At the same time, it is entirely possible that large institutions — not only the Met — will no longer be able to support this kind of remuneration in the future. This is not just hype that greedy institutions spin at contract negotiation time, though the Minnesota Orchestra case certainly eroded people’s trust in managements’ good faith. And it isn’t true of every organization. But the same problems are showing up in institutions of varying sizes all over the country. The San Diego Opera, too, nearly went out of existence earlier this year; its board voted to close in the face of declining ticket sales and donations. The company has now been brought back to life — but operating on a smaller budget.

As for the question of Peter Gelb’s productions: I don’t know of many cases where a labor dispute bled over into the critic’s terrain and became so focused on artistic quality. It seems somehow extraneous to the argument. It’s true that if the Met had had a string of wildly successful and popular new productions it wouldn’t be in such a serious financial situation, but it’s also true that the Met’s financial troubles far predate Peter Gelb’s arrival at the helm, though in the years when Joe Volpe was leading the company they were significantly underreported to the public.

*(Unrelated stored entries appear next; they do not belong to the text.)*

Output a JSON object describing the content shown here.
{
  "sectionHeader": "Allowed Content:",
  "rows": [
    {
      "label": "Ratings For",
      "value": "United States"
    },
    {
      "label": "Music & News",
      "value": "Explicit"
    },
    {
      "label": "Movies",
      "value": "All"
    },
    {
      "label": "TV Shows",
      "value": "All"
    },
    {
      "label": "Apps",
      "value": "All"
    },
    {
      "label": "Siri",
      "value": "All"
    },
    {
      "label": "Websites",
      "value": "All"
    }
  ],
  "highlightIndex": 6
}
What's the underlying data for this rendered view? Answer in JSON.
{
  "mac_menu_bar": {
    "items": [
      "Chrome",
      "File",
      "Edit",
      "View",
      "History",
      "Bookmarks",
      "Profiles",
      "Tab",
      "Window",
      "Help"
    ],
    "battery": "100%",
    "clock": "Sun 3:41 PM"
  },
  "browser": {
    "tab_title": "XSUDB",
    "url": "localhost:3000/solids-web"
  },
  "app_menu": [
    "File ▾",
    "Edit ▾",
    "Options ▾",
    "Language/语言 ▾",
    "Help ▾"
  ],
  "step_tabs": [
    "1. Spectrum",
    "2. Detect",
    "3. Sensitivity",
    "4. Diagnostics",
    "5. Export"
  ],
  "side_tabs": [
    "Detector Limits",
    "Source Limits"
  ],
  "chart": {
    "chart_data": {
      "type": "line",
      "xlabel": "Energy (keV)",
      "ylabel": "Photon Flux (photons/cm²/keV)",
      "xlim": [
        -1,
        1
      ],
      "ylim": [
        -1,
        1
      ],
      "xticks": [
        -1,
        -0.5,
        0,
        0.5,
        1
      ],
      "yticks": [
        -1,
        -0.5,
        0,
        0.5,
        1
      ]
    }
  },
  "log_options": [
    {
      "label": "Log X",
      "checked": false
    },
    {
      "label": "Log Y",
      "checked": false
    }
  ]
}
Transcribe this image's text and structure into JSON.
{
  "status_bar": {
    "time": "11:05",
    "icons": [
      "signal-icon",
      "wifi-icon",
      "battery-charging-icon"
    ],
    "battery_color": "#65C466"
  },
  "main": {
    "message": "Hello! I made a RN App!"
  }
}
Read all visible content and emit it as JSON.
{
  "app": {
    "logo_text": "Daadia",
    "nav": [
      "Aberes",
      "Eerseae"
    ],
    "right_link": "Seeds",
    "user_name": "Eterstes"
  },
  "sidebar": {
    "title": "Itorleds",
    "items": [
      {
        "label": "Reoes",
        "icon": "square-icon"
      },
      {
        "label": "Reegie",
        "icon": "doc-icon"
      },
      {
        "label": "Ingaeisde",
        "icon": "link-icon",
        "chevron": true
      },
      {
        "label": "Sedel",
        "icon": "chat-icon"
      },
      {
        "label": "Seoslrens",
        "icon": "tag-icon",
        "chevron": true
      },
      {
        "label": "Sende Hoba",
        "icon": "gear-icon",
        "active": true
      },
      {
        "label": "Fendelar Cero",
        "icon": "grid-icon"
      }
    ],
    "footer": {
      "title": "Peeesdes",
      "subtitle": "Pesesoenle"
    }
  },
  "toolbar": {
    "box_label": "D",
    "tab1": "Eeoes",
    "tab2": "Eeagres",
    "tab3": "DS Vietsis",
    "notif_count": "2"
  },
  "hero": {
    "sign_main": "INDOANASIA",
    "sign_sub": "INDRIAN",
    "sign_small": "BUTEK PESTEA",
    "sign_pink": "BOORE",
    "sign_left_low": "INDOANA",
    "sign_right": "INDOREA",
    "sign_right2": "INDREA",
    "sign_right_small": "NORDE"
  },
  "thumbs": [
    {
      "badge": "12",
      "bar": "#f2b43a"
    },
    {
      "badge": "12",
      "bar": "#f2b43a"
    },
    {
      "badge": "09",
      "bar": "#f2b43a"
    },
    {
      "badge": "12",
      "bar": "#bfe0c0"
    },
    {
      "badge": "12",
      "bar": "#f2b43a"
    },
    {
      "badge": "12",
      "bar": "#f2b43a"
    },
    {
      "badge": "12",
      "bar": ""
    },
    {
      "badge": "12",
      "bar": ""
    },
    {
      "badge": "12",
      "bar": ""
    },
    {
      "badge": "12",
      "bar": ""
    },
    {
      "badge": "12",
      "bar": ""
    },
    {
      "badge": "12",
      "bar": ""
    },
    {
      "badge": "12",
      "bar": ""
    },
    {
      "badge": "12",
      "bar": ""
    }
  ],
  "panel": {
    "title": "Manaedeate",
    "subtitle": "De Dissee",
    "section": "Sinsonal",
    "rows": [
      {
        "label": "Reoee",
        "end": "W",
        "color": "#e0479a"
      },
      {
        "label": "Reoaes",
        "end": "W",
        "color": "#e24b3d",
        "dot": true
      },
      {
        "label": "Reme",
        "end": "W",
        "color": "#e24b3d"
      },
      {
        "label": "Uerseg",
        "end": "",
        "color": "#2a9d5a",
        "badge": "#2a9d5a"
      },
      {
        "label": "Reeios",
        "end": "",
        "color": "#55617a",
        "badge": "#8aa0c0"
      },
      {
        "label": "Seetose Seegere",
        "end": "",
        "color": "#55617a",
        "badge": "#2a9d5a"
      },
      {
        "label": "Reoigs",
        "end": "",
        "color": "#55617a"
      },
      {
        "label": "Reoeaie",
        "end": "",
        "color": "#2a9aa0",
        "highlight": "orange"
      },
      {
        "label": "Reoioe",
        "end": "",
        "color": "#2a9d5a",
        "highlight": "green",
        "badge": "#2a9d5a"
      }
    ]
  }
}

Gelb is right that opera in its current form is not sustainable — something of a given in a field that has literally no independent commercial viability, relies entirely on donations, can’t hope for significant European-style government funding in this country, and is paying hundreds of people very large salaries. The unions are also right that the problem is partly artistic. What the Met wants — what all large institutions desperately need — is a leader with vision: with the ability to frame the problems and hopes and to get people on board with what he’s doing. Gelb has actually outlined the problems very well, and his goal — to do more new productions that reflect the contemporary world more, in as many ways as possible — is a good one, on paper. But he hasn’t been able to deliver on the artistic portion of that vision. If he had, perhaps people would be more willing to follow him where he wants to go. At the moment, at least, the door is open, and everybody, at least, is still talking.